Kheda and Caid shared a grin but by the time they had negotiated the maze of the citadel and turned into a short passage ending in heavy wooden doors of bluntly carved black wood, both their faces were deadly serious.
Chapter Seven
'Announce us, Telouet.' Kheda halted and gave the armoured guards flanking the entrance his most intimidating stare.
We'll come before Ulla Safar and Redigal Coron with full ceremony or not at all.
Telouet slid past the warlords to stand menacingly before the door wards. Ganil moved slightly to guard them both from the rear.
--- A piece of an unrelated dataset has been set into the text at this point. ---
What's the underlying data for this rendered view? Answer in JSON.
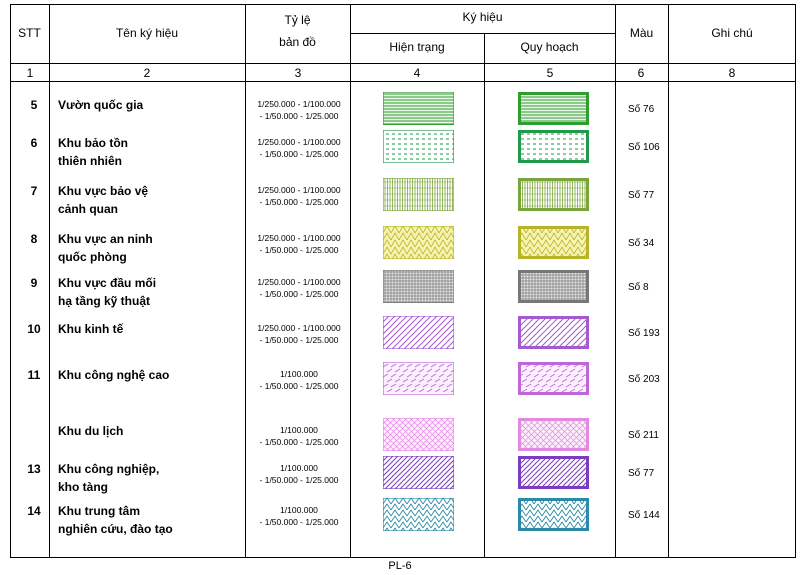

'Open to Daish Kheda, son of Daish Reik, reader of portents, giver of laws, healer and protector of all his domain encompasses,' Telouet challenged, hands on both swords. 'Open to Ritsem Caid, son of Ritsem Serno, ruler, scholar, augur and defender that all his domain may call on.'
The guards bowed acceptably low and pushed the heavy doors open. Ulla Safar's personal slave was waiting just inside, a naked sword in either hand.
'Enter and be welcome to bring tidings, share counsel and accept the wisdom of Ulla Safar who is guardian of our health, wealth and justice.' He thrust his swords back into their scabbards with a rushing rattle and stepped back. Telouet held his hands away from his own weapons and moved the two warlords into the room.
So Safar has a new secretary writing his boasts and one with a taste for the ostentatiously poetic rather than the accurate. Our wives protect the domain's wealth. Let's see if Safar's man has concocted some similar new flourish for Redigal Coron's body slave to declaim.